La Res-publica appartient à chaque citoyen. Et chaque citoyen est fondé en conséquence à la questionner et à exiger de la part de ses représentants, élus comme nommés, qu’ils agissent conformément aux valeurs qui sont à son fronton. C’est la raison pour laquelle cette affaire choque nos concitoyens. C’est aussi la raison, diamétralement opposée pour laquelle elle choque infiniment moins celles et ceux qui gravitent autour. Pour une raison simple: fréquentant l’orbite proche des sommets de l’état, ils sont sans doute moins choqués que le grand public car plus habitués…

François de Rugy n’est évidemment pas le seul à « profiter » des largesses de l’état, nous le savons bien, et si nous ne le savons pas, nous l’imaginons sans peine.
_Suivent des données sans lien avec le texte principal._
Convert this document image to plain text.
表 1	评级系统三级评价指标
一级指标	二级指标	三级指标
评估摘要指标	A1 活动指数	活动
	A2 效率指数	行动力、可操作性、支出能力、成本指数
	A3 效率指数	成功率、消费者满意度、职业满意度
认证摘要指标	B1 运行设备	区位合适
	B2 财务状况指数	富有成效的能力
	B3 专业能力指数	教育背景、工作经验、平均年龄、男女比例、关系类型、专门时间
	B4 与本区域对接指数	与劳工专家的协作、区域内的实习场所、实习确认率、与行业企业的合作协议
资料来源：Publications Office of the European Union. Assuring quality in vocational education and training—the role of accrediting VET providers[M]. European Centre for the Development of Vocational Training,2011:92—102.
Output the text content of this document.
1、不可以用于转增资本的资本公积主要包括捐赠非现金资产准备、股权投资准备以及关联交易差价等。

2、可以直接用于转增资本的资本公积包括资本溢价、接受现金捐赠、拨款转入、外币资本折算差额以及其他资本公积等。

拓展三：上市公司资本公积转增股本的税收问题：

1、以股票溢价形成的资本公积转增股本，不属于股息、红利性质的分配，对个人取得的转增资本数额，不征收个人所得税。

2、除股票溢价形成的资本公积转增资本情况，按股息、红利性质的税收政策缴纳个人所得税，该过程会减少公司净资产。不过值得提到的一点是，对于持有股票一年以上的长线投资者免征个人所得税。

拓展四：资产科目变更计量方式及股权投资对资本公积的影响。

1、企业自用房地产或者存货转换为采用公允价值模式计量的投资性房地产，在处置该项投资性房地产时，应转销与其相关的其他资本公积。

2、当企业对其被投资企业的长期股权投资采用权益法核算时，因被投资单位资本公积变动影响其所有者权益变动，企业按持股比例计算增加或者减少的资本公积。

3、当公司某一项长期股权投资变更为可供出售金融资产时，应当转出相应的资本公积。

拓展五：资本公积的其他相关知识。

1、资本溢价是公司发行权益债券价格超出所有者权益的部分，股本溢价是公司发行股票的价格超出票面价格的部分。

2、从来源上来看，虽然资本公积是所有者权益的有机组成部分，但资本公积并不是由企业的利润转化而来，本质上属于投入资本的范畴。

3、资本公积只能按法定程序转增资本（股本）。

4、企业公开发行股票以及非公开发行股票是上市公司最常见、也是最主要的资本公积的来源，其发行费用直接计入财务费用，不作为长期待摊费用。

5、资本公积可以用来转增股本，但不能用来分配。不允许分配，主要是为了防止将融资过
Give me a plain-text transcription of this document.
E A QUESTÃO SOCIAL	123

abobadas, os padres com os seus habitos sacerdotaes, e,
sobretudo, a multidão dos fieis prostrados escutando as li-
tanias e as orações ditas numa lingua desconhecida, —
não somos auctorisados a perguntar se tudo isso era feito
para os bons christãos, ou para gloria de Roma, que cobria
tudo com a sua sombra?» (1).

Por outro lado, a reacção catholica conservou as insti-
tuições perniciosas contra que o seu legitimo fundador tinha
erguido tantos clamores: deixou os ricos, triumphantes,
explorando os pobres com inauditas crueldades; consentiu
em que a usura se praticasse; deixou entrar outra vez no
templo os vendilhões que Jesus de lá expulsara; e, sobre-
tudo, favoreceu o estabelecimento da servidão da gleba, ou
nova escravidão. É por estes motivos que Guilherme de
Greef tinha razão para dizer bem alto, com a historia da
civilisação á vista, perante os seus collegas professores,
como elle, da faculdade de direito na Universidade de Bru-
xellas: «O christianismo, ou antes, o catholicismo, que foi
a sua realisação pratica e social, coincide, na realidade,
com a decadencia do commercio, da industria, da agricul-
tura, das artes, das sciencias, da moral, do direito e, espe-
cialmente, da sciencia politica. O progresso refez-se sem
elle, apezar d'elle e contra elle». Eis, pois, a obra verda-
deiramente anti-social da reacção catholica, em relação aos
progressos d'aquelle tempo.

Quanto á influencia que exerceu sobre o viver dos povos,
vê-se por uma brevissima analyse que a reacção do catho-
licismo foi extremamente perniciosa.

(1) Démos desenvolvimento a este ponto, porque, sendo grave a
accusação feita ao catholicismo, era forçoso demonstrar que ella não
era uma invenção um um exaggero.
Il est simplement celui par lequel le scandale est arrivé. A-t-il agi imprudemment, ébloui par les ors, fasciné, ivre du pouvoir qu’octroie la fonction? Sans doute. Plus certainement appartient-il à une génération politique moins pénétrée de la chose publique que ses anciens. On dit que le Général De Gaulle pour ne citer que le plus illustre d’entre eux, remboursait l’état pour le goûter de ses petits enfants. Mythe ou réalité? Cela parait néanmoins crédible. François de Rugy ne certes fût ni colonel de blindés ni combattant contre le nazisme, peut-être que ceci explique cela, mais ses victoires ont souvent été le fruit de trahisons, de compromissions, le fruit aussi d’une certaine habileté à se placer au bon endroit au bon moment. Et il n’est pas le seul dans ce cas. Prenons celui d’Emmanuel Macron: son arrivée à Bercy et le récit qu’en livre l’ancien secrétaire au budget Christian Eckert dans son ouvrage « un ministre ne devrait pas dire ça » est particulièrement éloquent. On y découvre un jeune ministre obnubilé par son avenir, préparant sans relâche avec l’aide de sa femme sa campagne présidentielle, au mépris de la gestion de son ministère et multipliant les rencontres avec le tout Paris…

C’est donc l’avènement d’une certaine classe politique, dont les valeurs et l’attachement à la chose publique ne sont plus ce qu’elles ont été, et la permanence d’un train de vie à l’ombre des palais que la lumière pénètre enfin qui explique le choc de ces révélations.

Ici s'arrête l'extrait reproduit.